Baillio, a Texas-born charmer with a knockout voice and a penchant for the Great American Songbook, first warbled the Tracy Turnblad anthem “Good Morning, Baltimore” in fourth grade, even if she didn’t exactly know the roots of what she was singing until later. A few years later than she planned. “I was actually at a friend’s house — I don’t remember how old I was — and she wanted to watch the original John Waters one,” Baillio laughs. “So her mom called my mom and asked if I could watch it and my mom said no!” Mother Baillio finally relented on the PG-rated 2007 film version, and an avid Hairspray fan was born.
“I wanted to be Harvey Fierstein’s Tracy,” says the 20-year-old theater arts student who made a wee-hours decision to audition, besting more than 1,000 other young women to land her dream role. “I ran up to him and said, ‘Mama!’ and he said, ‘Oh, my daughter!’” she recalls of meeting her idol for the first time. He calls or texts me almost every day to make sure I am doing OK and that my experience is good.”
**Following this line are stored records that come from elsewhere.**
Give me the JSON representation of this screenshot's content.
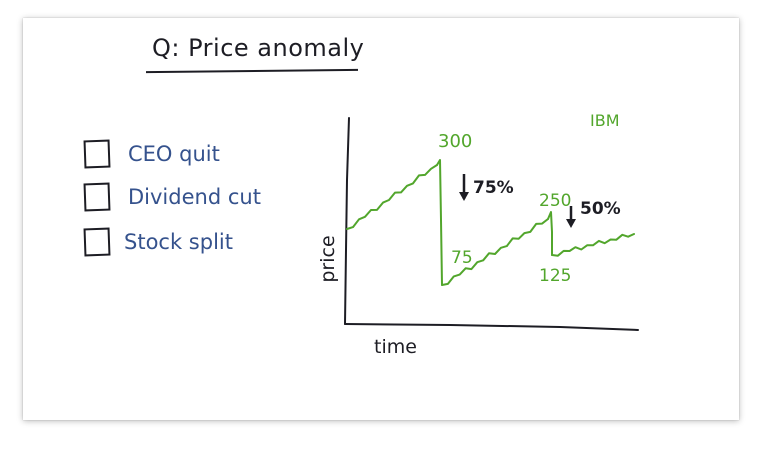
{
  "title": "Q: Price anomaly",
  "options": [
    {
      "label": "CEO quit"
    },
    {
      "label": "Dividend cut"
    },
    {
      "label": "Stock split"
    }
  ],
  "colors": {
    "ink": "#1d1d24",
    "options": "#35528d",
    "series": "#52a62c"
  },
  "chart_data": {
    "type": "line",
    "xlabel": "time",
    "ylabel": "price",
    "series": [
      {
        "name": "IBM",
        "drops": [
          {
            "from": 300,
            "to": 75,
            "change": "75%"
          },
          {
            "from": 250,
            "to": 125,
            "change": "50%"
          }
        ]
      }
    ],
    "annotations": {
      "peak1": "300",
      "trough1": "75",
      "peak2": "250",
      "trough2": "125",
      "drop1": "75%",
      "drop2": "50%"
    }
  }
}
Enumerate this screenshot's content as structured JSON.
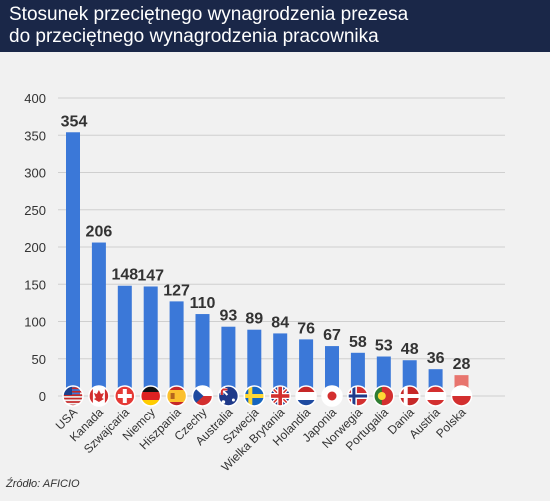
{
  "header": {
    "title_line1": "Stosunek przeciętnego wynagrodzenia prezesa",
    "title_line2": "do przeciętnego wynagrodzenia pracownika"
  },
  "footer": {
    "source": "Źródło: AFICIO"
  },
  "colors": {
    "header_bg": "#1a2748",
    "bar": "#3b78d8",
    "bar_highlight": "#e8756e",
    "grid": "#cfcfcf"
  },
  "chart_data": {
    "type": "bar",
    "title": "Stosunek przeciętnego wynagrodzenia prezesa do przeciętnego wynagrodzenia pracownika",
    "xlabel": "",
    "ylabel": "",
    "ylim": [
      0,
      400
    ],
    "yticks": [
      0,
      50,
      100,
      150,
      200,
      250,
      300,
      350,
      400
    ],
    "grid": true,
    "highlight_category": "Polska",
    "categories": [
      "USA",
      "Kanada",
      "Szwajcaria",
      "Niemcy",
      "Hiszpania",
      "Czechy",
      "Australia",
      "Szwecja",
      "Wielka Brytania",
      "Holandia",
      "Japonia",
      "Norwegia",
      "Portugalia",
      "Dania",
      "Austria",
      "Polska"
    ],
    "values": [
      354,
      206,
      148,
      147,
      127,
      110,
      93,
      89,
      84,
      76,
      67,
      58,
      53,
      48,
      36,
      28
    ],
    "flags": [
      "us-flag-icon",
      "ca-flag-icon",
      "ch-flag-icon",
      "de-flag-icon",
      "es-flag-icon",
      "cz-flag-icon",
      "au-flag-icon",
      "se-flag-icon",
      "gb-flag-icon",
      "nl-flag-icon",
      "jp-flag-icon",
      "no-flag-icon",
      "pt-flag-icon",
      "dk-flag-icon",
      "at-flag-icon",
      "pl-flag-icon"
    ]
  }
}
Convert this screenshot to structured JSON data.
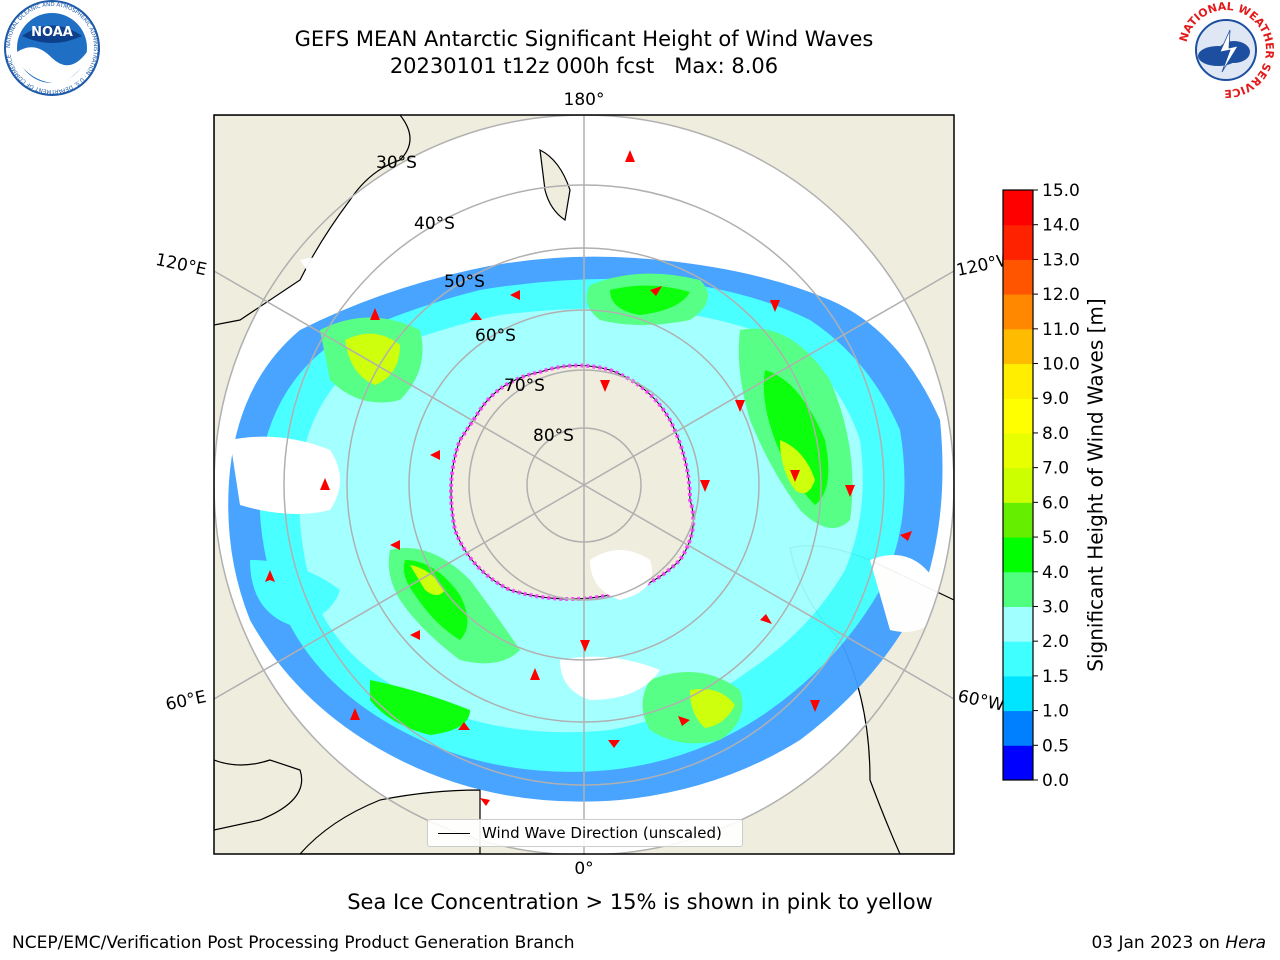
{
  "header": {
    "title_line1": "GEFS MEAN Antarctic Significant Height of Wind Waves",
    "title_line2": "20230101 t12z 000h fcst   Max: 8.06"
  },
  "logos": {
    "noaa_text": "NOAA",
    "noaa_ring_text": "NATIONAL OCEANIC AND ATMOSPHERIC ADMINISTRATION · U.S. DEPARTMENT OF COMMERCE",
    "nws_ring_text": "NATIONAL WEATHER SERVICE"
  },
  "map": {
    "longitude_labels": {
      "top": "180°",
      "upper_left": "120°E",
      "upper_right": "120°W",
      "lower_left": "60°E",
      "lower_right": "60°W",
      "bottom": "0°"
    },
    "latitude_labels": [
      "30°S",
      "40°S",
      "50°S",
      "60°S",
      "70°S",
      "80°S"
    ],
    "legend_label": "Wind Wave Direction (unscaled)"
  },
  "colorbar": {
    "label": "Significant Height of Wind Waves [m]",
    "ticks": [
      "0.0",
      "0.5",
      "1.0",
      "1.5",
      "2.0",
      "3.0",
      "4.0",
      "5.0",
      "6.0",
      "7.0",
      "8.0",
      "9.0",
      "10.0",
      "11.0",
      "12.0",
      "13.0",
      "14.0",
      "15.0"
    ],
    "colors": [
      "#0000ff",
      "#0080ff",
      "#00e5ff",
      "#40ffff",
      "#a0ffff",
      "#50ff80",
      "#00ff00",
      "#66ee00",
      "#ccff00",
      "#e8ff00",
      "#ffff00",
      "#ffee00",
      "#ffbb00",
      "#ff8800",
      "#ff5500",
      "#ff2200",
      "#ff0000"
    ]
  },
  "colors": {
    "land": "#efedde",
    "ocean": "#ffffff",
    "grid": "#b0b0b0",
    "arrow": "#ff0000",
    "sea_ice": "#ff40ff"
  },
  "caption": "Sea Ice Concentration > 15% is shown in pink to yellow",
  "footer": {
    "left": "NCEP/EMC/Verification Post Processing Product Generation Branch",
    "date": "03 Jan 2023 on ",
    "machine": "Hera"
  }
}
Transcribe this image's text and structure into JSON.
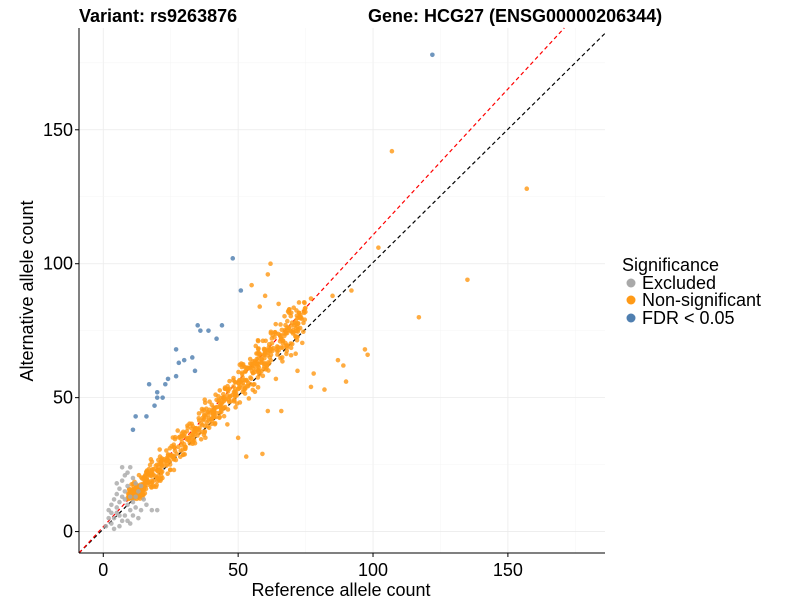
{
  "chart_data": {
    "type": "scatter",
    "title_left": "Variant: rs9263876",
    "title_right": "Gene: HCG27 (ENSG00000206344)",
    "xlabel": "Reference allele count",
    "ylabel": "Alternative allele count",
    "xlim": [
      -9,
      186
    ],
    "ylim": [
      -8,
      188
    ],
    "x_ticks": [
      0,
      50,
      100,
      150
    ],
    "y_ticks": [
      0,
      50,
      100,
      150
    ],
    "x_tick_labels": [
      "0",
      "50",
      "100",
      "150"
    ],
    "y_tick_labels": [
      "0",
      "50",
      "100",
      "150"
    ],
    "grid": true,
    "legend": {
      "title": "Significance",
      "position": "right",
      "entries": [
        {
          "label": "Excluded",
          "color": "#a9a9a9"
        },
        {
          "label": "Non-significant",
          "color": "#ff9a17"
        },
        {
          "label": "FDR < 0.05",
          "color": "#4f7fb0"
        }
      ]
    },
    "reference_lines": [
      {
        "name": "identity",
        "slope": 1.0,
        "intercept": 0,
        "color": "#000000",
        "style": "dashed"
      },
      {
        "name": "fitted",
        "slope": 1.1,
        "intercept": 0,
        "color": "#ff0000",
        "style": "dashed"
      }
    ],
    "series": [
      {
        "name": "FDR < 0.05",
        "color": "#4f7fb0",
        "points": [
          [
            122,
            178
          ],
          [
            48,
            102
          ],
          [
            51,
            90
          ],
          [
            44,
            77
          ],
          [
            42,
            72
          ],
          [
            35,
            77
          ],
          [
            36,
            75
          ],
          [
            30,
            64
          ],
          [
            33,
            65
          ],
          [
            34,
            60
          ],
          [
            28,
            63
          ],
          [
            27,
            58
          ],
          [
            23,
            55
          ],
          [
            17,
            55
          ],
          [
            20,
            52
          ],
          [
            19,
            47
          ],
          [
            20,
            50
          ],
          [
            22,
            50
          ],
          [
            16,
            43
          ],
          [
            12,
            43
          ],
          [
            11,
            38
          ],
          [
            27,
            68
          ],
          [
            24,
            57
          ],
          [
            39,
            75
          ]
        ]
      },
      {
        "name": "Non-significant",
        "color": "#ff9a17",
        "outliers": [
          [
            107,
            142
          ],
          [
            157,
            128
          ],
          [
            102,
            106
          ],
          [
            135,
            94
          ],
          [
            62,
            100
          ],
          [
            117,
            80
          ],
          [
            97,
            68
          ],
          [
            98,
            66
          ],
          [
            89,
            62
          ],
          [
            90,
            56
          ],
          [
            82,
            53
          ],
          [
            77,
            54
          ],
          [
            78,
            59
          ],
          [
            87,
            64
          ],
          [
            85,
            88
          ],
          [
            77,
            87
          ],
          [
            92,
            90
          ],
          [
            73,
            76
          ],
          [
            61,
            96
          ],
          [
            55,
            92
          ],
          [
            60,
            88
          ],
          [
            69,
            83
          ],
          [
            65,
            85
          ],
          [
            58,
            84
          ],
          [
            70,
            78
          ],
          [
            66,
            72
          ],
          [
            64,
            57
          ],
          [
            72,
            60
          ],
          [
            56,
            55
          ],
          [
            59,
            29
          ],
          [
            53,
            28
          ],
          [
            50,
            35
          ],
          [
            46,
            40
          ],
          [
            61,
            45
          ],
          [
            66,
            45
          ]
        ],
        "cloud": {
          "count": 640,
          "x_range": [
            9,
            75
          ],
          "y_range": [
            12,
            86
          ],
          "center_slope": 1.05,
          "spread": 13
        }
      },
      {
        "name": "Excluded",
        "color": "#a9a9a9",
        "points": [
          [
            3,
            3
          ],
          [
            4,
            5
          ],
          [
            2,
            8
          ],
          [
            5,
            7
          ],
          [
            6,
            2
          ],
          [
            7,
            4
          ],
          [
            8,
            6
          ],
          [
            3,
            10
          ],
          [
            4,
            12
          ],
          [
            6,
            11
          ],
          [
            5,
            14
          ],
          [
            7,
            13
          ],
          [
            9,
            10
          ],
          [
            10,
            8
          ],
          [
            11,
            11
          ],
          [
            8,
            15
          ],
          [
            6,
            16
          ],
          [
            9,
            17
          ],
          [
            7,
            19
          ],
          [
            5,
            18
          ],
          [
            8,
            21
          ],
          [
            9,
            22
          ],
          [
            10,
            24
          ],
          [
            7,
            24
          ],
          [
            11,
            20
          ],
          [
            12,
            18
          ],
          [
            13,
            15
          ],
          [
            10,
            13
          ],
          [
            12,
            9
          ],
          [
            14,
            8
          ],
          [
            11,
            6
          ],
          [
            15,
            12
          ],
          [
            16,
            10
          ],
          [
            13,
            5
          ],
          [
            9,
            4
          ],
          [
            4,
            1
          ],
          [
            2,
            5
          ],
          [
            1,
            2
          ],
          [
            6,
            6
          ],
          [
            10,
            3
          ],
          [
            18,
            8
          ],
          [
            20,
            8
          ],
          [
            14,
            17
          ],
          [
            3,
            7
          ],
          [
            5,
            9
          ],
          [
            8,
            12
          ],
          [
            12,
            13
          ]
        ]
      }
    ]
  }
}
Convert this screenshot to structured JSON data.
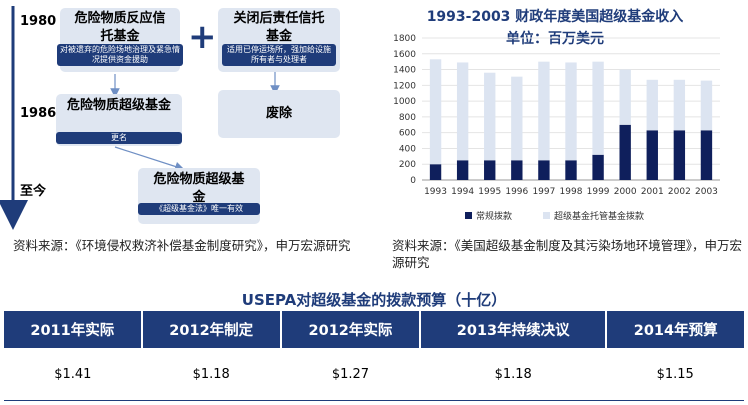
{
  "diagram": {
    "years": [
      "1980",
      "1986",
      "至今"
    ],
    "box1": {
      "title": "危险物质反应信托基金",
      "tag": "对被遗弃的危险场地治理及紧急情况提供资金援助"
    },
    "box2": {
      "title": "关闭后责任信托基金",
      "tag": "适用已停运场所，强加给设施所有者与处理者"
    },
    "box3": {
      "title": "危险物质超级基金",
      "tag": "更名"
    },
    "box4": {
      "title": "废除"
    },
    "box5": {
      "title": "危险物质超级基金",
      "tag": "《超级基金法》唯一有效"
    },
    "plus": "+",
    "source": "资料来源：《环境侵权救济补偿基金制度研究》，申万宏源研究"
  },
  "chart_data": {
    "type": "bar",
    "stacked": true,
    "title": "1993-2003 财政年度美国超级基金收入",
    "subtitle": "单位：百万美元",
    "categories": [
      "1993",
      "1994",
      "1995",
      "1996",
      "1997",
      "1998",
      "1999",
      "2000",
      "2001",
      "2002",
      "2003"
    ],
    "series": [
      {
        "name": "常规拨款",
        "color": "#0f1f5c",
        "values": [
          200,
          250,
          250,
          250,
          250,
          250,
          320,
          700,
          630,
          630,
          630
        ]
      },
      {
        "name": "超级基金托管基金拨款",
        "color": "#dce4f1",
        "values": [
          1330,
          1240,
          1110,
          1060,
          1250,
          1240,
          1180,
          700,
          640,
          640,
          630
        ]
      }
    ],
    "ylim": [
      0,
      1800
    ],
    "yticks": [
      0,
      200,
      400,
      600,
      800,
      1000,
      1200,
      1400,
      1600,
      1800
    ],
    "legend_position": "bottom",
    "source": "资料来源：《美国超级基金制度及其污染场地环境管理》，申万宏源研究"
  },
  "table": {
    "title": "USEPA对超级基金的拨款预算（十亿）",
    "headers": [
      "2011年实际",
      "2012年制定",
      "2012年实际",
      "2013年持续决议",
      "2014年预算"
    ],
    "values": [
      "$1.41",
      "$1.18",
      "$1.27",
      "$1.18",
      "$1.15"
    ]
  }
}
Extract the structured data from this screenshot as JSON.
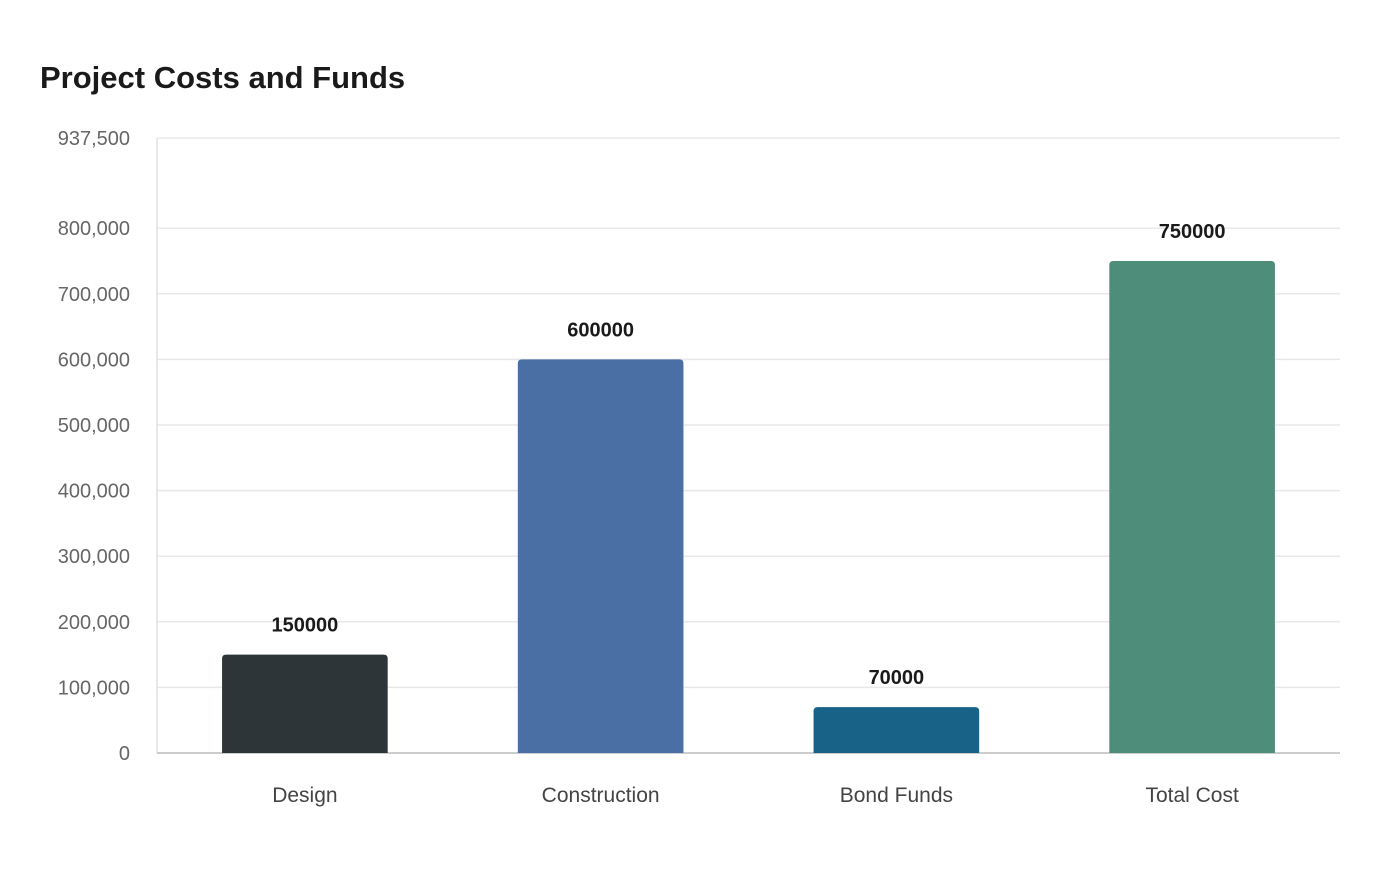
{
  "chart_data": {
    "type": "bar",
    "title": "Project Costs and Funds",
    "xlabel": "",
    "ylabel": "",
    "categories": [
      "Design",
      "Construction",
      "Bond Funds",
      "Total Cost"
    ],
    "values": [
      150000,
      600000,
      70000,
      750000
    ],
    "data_labels": [
      "150000",
      "600000",
      "70000",
      "750000"
    ],
    "colors": [
      "#2e3538",
      "#4a6fa5",
      "#186288",
      "#4f8d7b"
    ],
    "ylim": [
      0,
      937500
    ],
    "yticks": [
      0,
      100000,
      200000,
      300000,
      400000,
      500000,
      600000,
      700000,
      800000,
      937500
    ],
    "ytick_labels": [
      "0",
      "100,000",
      "200,000",
      "300,000",
      "400,000",
      "500,000",
      "600,000",
      "700,000",
      "800,000",
      "937,500"
    ],
    "grid": true,
    "legend": "none"
  }
}
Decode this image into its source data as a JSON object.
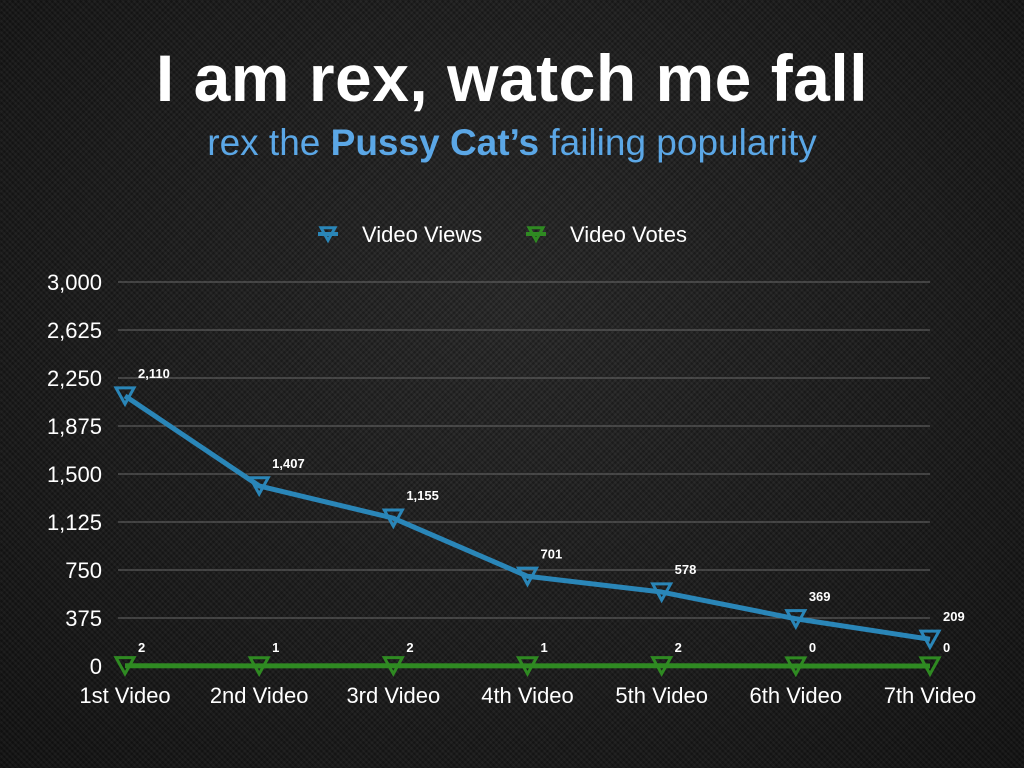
{
  "title": "I am rex, watch me fall",
  "subtitle": {
    "before": "rex the ",
    "bold": "Pussy Cat’s",
    "after": " failing popularity"
  },
  "colors": {
    "background": "#1c1c1c",
    "title": "#ffffff",
    "subtitle": "#5ba7e6",
    "views": "#2a86b8",
    "votes": "#2f8a22",
    "grid": "#6a6a6a",
    "text": "#ffffff"
  },
  "chart_data": {
    "type": "line",
    "categories": [
      "1st Video",
      "2nd Video",
      "3rd Video",
      "4th Video",
      "5th Video",
      "6th Video",
      "7th Video"
    ],
    "series": [
      {
        "name": "Video Views",
        "values": [
          2110,
          1407,
          1155,
          701,
          578,
          369,
          209
        ],
        "labels": [
          "2,110",
          "1,407",
          "1,155",
          "701",
          "578",
          "369",
          "209"
        ],
        "color": "#2a86b8",
        "marker": "triangle-down"
      },
      {
        "name": "Video Votes",
        "values": [
          2,
          1,
          2,
          1,
          2,
          0,
          0
        ],
        "labels": [
          "2",
          "1",
          "2",
          "1",
          "2",
          "0",
          "0"
        ],
        "color": "#2f8a22",
        "marker": "triangle-down"
      }
    ],
    "yticks": [
      "0",
      "375",
      "750",
      "1,125",
      "1,500",
      "1,875",
      "2,250",
      "2,625",
      "3,000"
    ],
    "ylim": [
      0,
      3000
    ],
    "grid": true,
    "legend": "top-center"
  }
}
Baillio says that, while she relishes her famous new friends — she held hands with pop princess Ariana Grande, who plays Tracy’s bestie Penny, during table reads, and talked Turnblad with Winokur at the home of Glee‘s Matthew Morrison, Broadway’s original Hairspray heartthrob Link Larkin — she thrills at the idea of bringing “the ultimate optimist” to a new generation of fans. “She’s so at home in her own skin,” Baillio says. “And she doesn’t see why there’s any reason she shouldn’t be at home in her own skin. I wasn’t like that. I was bullied a lot when I was growing up, so getting to play someone like her is so inspiring.”
For Fierstein — who points out more people will see him play Edna in a single night on television than at all of his thousand-plus stage performances combined — Hairspray Live represents a chance to turn a much-loved role into a fresh experience with some longtime pals.
“Kristin Chenoweth [who plays Tracy’s rival’s cutthroat momager Velma Von Tussle], she must have been 6 feet tall when I first met her,” Fierstein jokes. “Now she’s a foot and a half tall. Show business has worn her down to the bone. We’ve been friends for 20-some years, but we’ve never done a show together, so that alone is fun. I’ve known Marty Short [who plays Mr. Turnblad] for a bunch of years, and yet we’ve never done a show together. Now we get to be married. The young man playing Seaweed, Ephraim [Sykes], was in my show Newsies. Jennifer Hudson and I did the concert version of Hair together, when she had just barely come out of American Idol.”
Then there is his newest friend — his brand-new baby girl, Baillio. “More people will see her play Tracy that night than ever saw anyone play her on Broadway,” Fierstein marvels. Because, as the musical’s fans know — and new fans are soon to discover — you can’t stop the beat. Or the lasting power of Hairspray.